I have a leopard gecko (almost adult), a baby crested gecko and I’m thinking about getting a snake. I’m kinda leaning towards a garter snake but a corn snake isn’t out of the question either. Any thoughts or comments?
Garter snakes can be very skittish and don’t really live long lives. No one quite knows why, but the Natricinae subfamily of snakes can just up and die for seemingly no reason even if they are healthy and young, and even when they do live long lives it is unlikely for them to live over 10 years. If you want a snake that is going to live a longer life and not have a chance dying for no reason a corn snake would be good. King snakes, milk snakes, and Eastern rat snakes are all good too. Eastern rat snakes (black rat snake, greenish rat snake, Everglades rat snake, and yellow rat snake being variants) are probably the snake with the most personality and intelligence out of the bunch. My rat snake girl is a lot like a lizard in her behavior with how she always want to know what I am doing. They are the largest of the recommendations with an average of 5-6ft and they are semi arboreal so they need a nice enclosure to climb in too. I also have to say something that isn’t quite a popular opinion; don’t get a BP as a first snake. They have requirements (humidity and heat) that can be a bit difficult for a new keeper to maintain (the proper equipment isn’t the cheapest), and they can have issues wanting to eat because they are too stressed for a number of reasons, and this tends to scare new keepers and have them making terrible decisions. They also aren’t the most fun to own since they aren’t very active and aren’t the smartest creatures. All of the other species mentioned are rock solid and only need temps as high as 85°F, and most don’t have higher humidity requirements.
Hello, and welcome to the morph market community!
Out of those 2 species, I would suggest a corn snake.
I would lean towards a corn snake because what you would feed them is most likely easier to find in most cases. Garters, especially as babies require a diet primarily of earthworms or small feeder fish. Depending on where you live, that could be hard to find. Garters also seem to do better with another garter snake in their enclosure. Corns are perfectly fine and overall are more content to be the only snake in their enclosure.
Also Corns are much more adaptable to handling as hatchlings. Garters seem to be a little more high strung.
If you’re thinking of purchasing a corn snake, look into Bairds rat snakes.

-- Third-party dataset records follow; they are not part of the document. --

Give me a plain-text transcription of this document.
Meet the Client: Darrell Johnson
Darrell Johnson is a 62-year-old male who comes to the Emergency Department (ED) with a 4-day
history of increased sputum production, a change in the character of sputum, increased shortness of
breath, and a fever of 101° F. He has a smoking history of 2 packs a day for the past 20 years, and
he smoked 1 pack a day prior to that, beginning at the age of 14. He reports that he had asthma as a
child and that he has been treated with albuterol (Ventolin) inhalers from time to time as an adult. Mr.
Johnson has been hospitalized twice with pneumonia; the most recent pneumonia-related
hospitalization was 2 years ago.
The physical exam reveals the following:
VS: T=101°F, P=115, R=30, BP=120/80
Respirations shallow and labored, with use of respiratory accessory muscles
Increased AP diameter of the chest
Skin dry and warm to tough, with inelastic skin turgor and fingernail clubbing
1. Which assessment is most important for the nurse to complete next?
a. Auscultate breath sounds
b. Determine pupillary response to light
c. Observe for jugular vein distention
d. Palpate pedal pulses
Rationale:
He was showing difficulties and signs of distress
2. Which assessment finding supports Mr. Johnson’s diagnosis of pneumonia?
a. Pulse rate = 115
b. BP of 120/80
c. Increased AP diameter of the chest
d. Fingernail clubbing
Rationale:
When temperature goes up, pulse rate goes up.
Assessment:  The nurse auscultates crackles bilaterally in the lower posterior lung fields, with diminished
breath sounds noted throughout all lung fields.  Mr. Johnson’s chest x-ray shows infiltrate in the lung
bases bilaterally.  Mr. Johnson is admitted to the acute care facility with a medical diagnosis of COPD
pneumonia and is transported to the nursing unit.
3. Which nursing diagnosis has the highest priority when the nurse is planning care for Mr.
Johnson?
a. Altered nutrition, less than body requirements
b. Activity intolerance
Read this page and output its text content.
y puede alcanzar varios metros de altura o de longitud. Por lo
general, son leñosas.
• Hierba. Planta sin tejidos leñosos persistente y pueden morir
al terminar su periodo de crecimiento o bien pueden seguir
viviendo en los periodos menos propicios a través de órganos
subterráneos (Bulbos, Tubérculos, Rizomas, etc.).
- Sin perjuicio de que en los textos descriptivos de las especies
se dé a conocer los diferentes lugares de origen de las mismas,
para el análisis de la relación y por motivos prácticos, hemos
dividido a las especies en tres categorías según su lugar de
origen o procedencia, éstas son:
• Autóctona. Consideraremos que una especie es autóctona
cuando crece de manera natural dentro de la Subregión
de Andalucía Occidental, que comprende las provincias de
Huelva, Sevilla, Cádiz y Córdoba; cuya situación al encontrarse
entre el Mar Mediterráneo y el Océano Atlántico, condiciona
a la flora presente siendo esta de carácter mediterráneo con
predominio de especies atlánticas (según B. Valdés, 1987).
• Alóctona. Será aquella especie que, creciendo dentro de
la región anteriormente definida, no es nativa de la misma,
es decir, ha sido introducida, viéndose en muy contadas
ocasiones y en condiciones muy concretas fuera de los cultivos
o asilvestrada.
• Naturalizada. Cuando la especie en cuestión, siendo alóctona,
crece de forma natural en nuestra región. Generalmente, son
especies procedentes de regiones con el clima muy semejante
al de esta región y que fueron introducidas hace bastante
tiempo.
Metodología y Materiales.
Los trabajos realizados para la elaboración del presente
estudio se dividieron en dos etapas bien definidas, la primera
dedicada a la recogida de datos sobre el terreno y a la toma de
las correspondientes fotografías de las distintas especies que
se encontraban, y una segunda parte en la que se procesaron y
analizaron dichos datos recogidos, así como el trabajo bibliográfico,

They are very docile, stay a good manageable size like corns, and are a perfect beginner snake. They also have amazing color changes into adulthood, which is very beautiful to watch.
The Bairds is basically the tiny cousin of the Eastern rat snake. They are both in the Pantherophis genus and have similar behavior (and appearance). Not sure about baby bairds but I know baby Easterns can be very…standoffish at first. They mock strike to try and scare you, and sometimes (but rarely) bite with those tiny little teeth. They calm pretty quickly once they are worked with though.
I second @ashleyraeanne suggestion.
Don’t get a ball python as a first snake. They are awesome snakes, but they do require pretty exact husbandry standards that have to be met to keep them stress free.
Oh totally, those 2 subspecies are very similar.
From the Bairds rats I’ve owned tho, all have been docile and I’ve never even experienced a defensive strike from them.
They seem to musk more than anything, or rattle their tail like bull/pine/gopher snakes.
Easterns rattle their tails too, and musk on occasion but not often. The babies act a lot like hognose babies with the hissing and striking to try and spook ya. I find it to be adorable, but they aren’t all like that and calm very quickly. Now Texas rat snake babies in my experience are all angry little things.
I’d agree, Texas rats are just pissed off little monsters most the time , but still harmlessly adorable.